Domo reported revenues of $80.11 million, flat year on year, outperforming analysts’ expectations by 3.1%. The business had a very strong quarter with EPS guidance for next quarter exceeding analysts’ expectations and an impressive beat of analysts’ EBITDA estimates.

The market seems happy with the results as the stock is up 68.4% since reporting. It currently trades at $14.40.
Is now the time to buy Domo? Access our full analysis of the earnings results here, it’s free.
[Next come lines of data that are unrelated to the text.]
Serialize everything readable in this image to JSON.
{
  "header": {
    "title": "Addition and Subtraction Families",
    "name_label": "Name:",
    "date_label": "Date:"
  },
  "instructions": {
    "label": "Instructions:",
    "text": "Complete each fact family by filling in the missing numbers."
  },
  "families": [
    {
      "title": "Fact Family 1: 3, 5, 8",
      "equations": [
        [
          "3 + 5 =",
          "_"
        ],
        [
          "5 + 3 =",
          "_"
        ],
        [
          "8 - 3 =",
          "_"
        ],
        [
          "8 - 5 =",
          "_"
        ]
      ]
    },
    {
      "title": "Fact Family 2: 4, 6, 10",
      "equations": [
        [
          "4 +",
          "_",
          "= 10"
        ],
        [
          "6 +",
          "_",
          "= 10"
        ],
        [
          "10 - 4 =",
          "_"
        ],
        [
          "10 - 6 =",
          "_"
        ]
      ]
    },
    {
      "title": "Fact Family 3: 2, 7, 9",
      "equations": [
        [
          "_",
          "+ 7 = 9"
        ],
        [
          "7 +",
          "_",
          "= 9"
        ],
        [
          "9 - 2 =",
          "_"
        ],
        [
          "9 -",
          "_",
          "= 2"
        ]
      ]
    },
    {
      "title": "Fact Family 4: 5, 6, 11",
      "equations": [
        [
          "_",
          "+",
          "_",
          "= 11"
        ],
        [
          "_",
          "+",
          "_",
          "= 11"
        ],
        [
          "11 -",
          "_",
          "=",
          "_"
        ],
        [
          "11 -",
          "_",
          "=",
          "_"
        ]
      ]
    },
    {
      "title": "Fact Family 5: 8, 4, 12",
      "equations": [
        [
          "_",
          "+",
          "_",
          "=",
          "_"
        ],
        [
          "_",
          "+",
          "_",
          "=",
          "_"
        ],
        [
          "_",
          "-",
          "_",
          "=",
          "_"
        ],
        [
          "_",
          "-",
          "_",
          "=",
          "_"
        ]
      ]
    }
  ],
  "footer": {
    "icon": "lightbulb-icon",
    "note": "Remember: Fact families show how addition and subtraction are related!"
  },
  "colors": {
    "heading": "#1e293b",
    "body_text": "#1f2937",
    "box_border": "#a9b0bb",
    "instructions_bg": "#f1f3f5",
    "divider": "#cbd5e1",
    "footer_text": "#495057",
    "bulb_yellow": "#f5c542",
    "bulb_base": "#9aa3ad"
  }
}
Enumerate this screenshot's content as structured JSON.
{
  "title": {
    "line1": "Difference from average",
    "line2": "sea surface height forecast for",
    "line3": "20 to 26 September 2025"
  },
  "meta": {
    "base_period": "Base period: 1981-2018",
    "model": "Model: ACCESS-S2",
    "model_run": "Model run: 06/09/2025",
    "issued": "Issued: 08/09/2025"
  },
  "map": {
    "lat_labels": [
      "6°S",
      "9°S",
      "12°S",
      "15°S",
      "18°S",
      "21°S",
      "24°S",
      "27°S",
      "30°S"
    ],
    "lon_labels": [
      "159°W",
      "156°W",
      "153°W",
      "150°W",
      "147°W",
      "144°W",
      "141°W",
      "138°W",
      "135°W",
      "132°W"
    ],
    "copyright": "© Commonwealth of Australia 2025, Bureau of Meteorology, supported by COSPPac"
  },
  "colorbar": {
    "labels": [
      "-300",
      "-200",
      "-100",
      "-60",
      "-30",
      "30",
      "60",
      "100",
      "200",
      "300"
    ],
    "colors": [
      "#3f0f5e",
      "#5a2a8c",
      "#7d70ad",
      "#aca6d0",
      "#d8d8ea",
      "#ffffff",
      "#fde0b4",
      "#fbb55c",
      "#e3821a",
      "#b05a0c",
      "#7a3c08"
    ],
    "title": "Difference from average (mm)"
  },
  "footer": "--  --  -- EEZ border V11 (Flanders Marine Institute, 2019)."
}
Health Catalyst (NASDAQ: HCAT)
Founded by healthcare professionals Tom Burton and Steve Barlow in 2008, Health Catalyst (NASDAQ: HCAT) provides data and analytics technology to healthcare organizations, enabling them to improve care and lower costs.
Health Catalyst reported revenues of $79.41 million, up 6.3% year on year, in line with analysts’ expectations. Still, it was a satisfactory quarter as it posted a solid beat of analysts’ EBITDA estimates.
Health Catalyst delivered the weakest full-year guidance update in the group. As expected, the stock is down 5.8% since the results and currently trades at $3.75.
Read our full analysis of Health Catalyst’s results here.
Samsara (NYSE: IOT)
One of the few public companies where famed investor Marc Andreessen is a Board member, Samsara (NYSE: IOT) provides software and hardware to track industrial equipment, assets, and fleets.
Samsara reported revenues of $366.9 million, up 30.7% year on year. This result surpassed analysts’ expectations by 4.4%. It was a very strong quarter as it also produced EPS guidance for next quarter exceeding analysts’ expectations and a solid beat of analysts’ EBITDA estimates.
Samsara achieved the biggest analyst estimates beat among its peers. The company added 132 enterprise customers paying more than $100,000 annually to reach a total of 2,638. The stock is down 19.5% since reporting and currently trades at $38.10.
Read our full, actionable report on Samsara here, it’s free.
Palantir (NASDAQ: PLTR)
Started by Peter Thiel after seeing US defence agencies struggle in the aftermath of the 2001 terrorist attacks, Palantir (NYSE: PLTR) offers software as a service platform that helps government agencies and large enterprises use data to make better decisions.
Palantir reported revenues of $883.9 million, up 39.3% year on year. This number topped analysts’ expectations by 2.5%. Overall, it was a very strong quarter as it also recorded a solid beat of analysts’ billings estimates and an impressive beat of analysts’ EBITDA estimates.
Palantir scored the fastest revenue growth and highest full-year guidance raise among its peers. The stock is up 24.4% since reporting and currently trades at $154.25.
Read our full, actionable report on Palantir here, it’s free.
Market Update
The Fed’s interest rate hikes throughout 2022 and 2023 have successfully cooled post-pandemic inflation, bringing it closer to the 2% target. Inflationary pressures have eased without tipping the economy into a recession, suggesting a soft landing. This stability, paired with recent rate cuts (0.5% in September 2024 and 0.25% in November 2024), fueled a strong year for the stock market in 2024. The markets surged further after Donald Trump’s presidential victory in November, with major indices reaching record highs in the days following the election. Still, questions remain about the direction of economic policy, as potential tariffs and corporate tax changes add uncertainty for 2025.